Thayle Nielsen, West Valley City police chief, expressed condolences for the family and vowed to continue the investigation into the disappearance of Susan Powell.

"This tragedy that's happened here, this evil thing that's happened. We'll just have to shake it out. Kind of see where we're out. But we're going to be cautious so we don't interfere in Washington, he said.

On Sunday, the lawyer for Susan Powell's parents told The Associated Press that the children had started talking to their grandparents about things they remembered from the night their mother vanished.
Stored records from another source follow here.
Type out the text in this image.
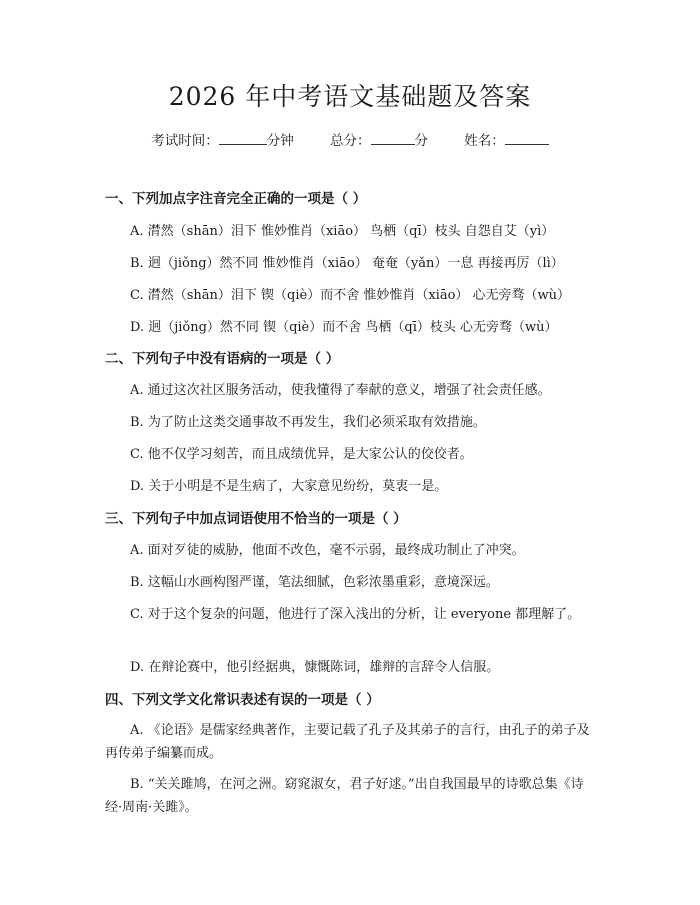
2026 年中考语文基础题及答案
考试时间：	分钟	总分：	分	姓名：
一、下列加点字注音完全正确的一项是（ ）
A. 潸然（shān）泪下 惟妙惟肖（xiāo） 鸟栖（qī）枝头 自怨自艾（yì）
B. 迥（jiǒng）然不同 惟妙惟肖（xiāo） 奄奄（yǎn）一息 再接再厉（lì）
C. 潸然（shān）泪下 锲（qiè）而不舍 惟妙惟肖（xiāo） 心无旁骛（wù）
D. 迥（jiǒng）然不同 锲（qiè）而不舍 鸟栖（qī）枝头 心无旁骛（wù）
二、下列句子中没有语病的一项是（ ）
A. 通过这次社区服务活动，使我懂得了奉献的意义，增强了社会责任感。
B. 为了防止这类交通事故不再发生，我们必须采取有效措施。
C. 他不仅学习刻苦，而且成绩优异，是大家公认的佼佼者。
D. 关于小明是不是生病了，大家意见纷纷，莫衷一是。
三、下列句子中加点词语使用不恰当的一项是（ ）
A. 面对歹徒的威胁，他面不改色，毫不示弱，最终成功制止了冲突。
B. 这幅山水画构图严谨，笔法细腻，色彩浓墨重彩，意境深远。
C. 对于这个复杂的问题，他进行了深入浅出的分析，让 everyone 都理解了。
D. 在辩论赛中，他引经据典，慷慨陈词，雄辩的言辞令人信服。
四、下列文学文化常识表述有误的一项是（ ）
A. 《论语》是儒家经典著作，主要记载了孔子及其弟子的言行，由孔子的弟子及再传弟子编纂而成。
B. “关关雎鸠，在河之洲。窈窕淑女，君子好逑。”出自我国最早的诗歌总集《诗经·周南·关雎》。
"They were beginning to verbalize more," said attorney Steve Downing, whose clients had custody of the children. "The oldest boy talked about that they went camping and that mommy was in the trunk. Mom and dad got out of the car and Mom disappeared."

Nielsen refused to discuss any details of the investigation Sunday.

"I can't talk about it, that's sealed stuff, but our case is circumstantial. We do have evidence, we are moving along," he said.

Powell was under investigation in the disappearance of his then 29-year-old wife from their West Valley City home in December 2009. He claimed he had taken the boys on a midnight excursion in freezing temperatures when she vanished.

The children had been living with Susan Powell's parents since Josh Powell's father Steven was arrested on child pornography and voyeurism charges last fall.

Autopsies are scheduled for Monday in Washington.

"It's the most horrifying thing you can imagine happening," Downing said.

" Susan Powell's sister, Denise Gordan, was surrounded by others at a candlight vigil held for the boys at their elementary school Sunday night in Puyallup, Wash. She shared the Coxes grief and fears:

"It's not a shock that he's capable of doing that," she said. "But it is a shock that he actually did it."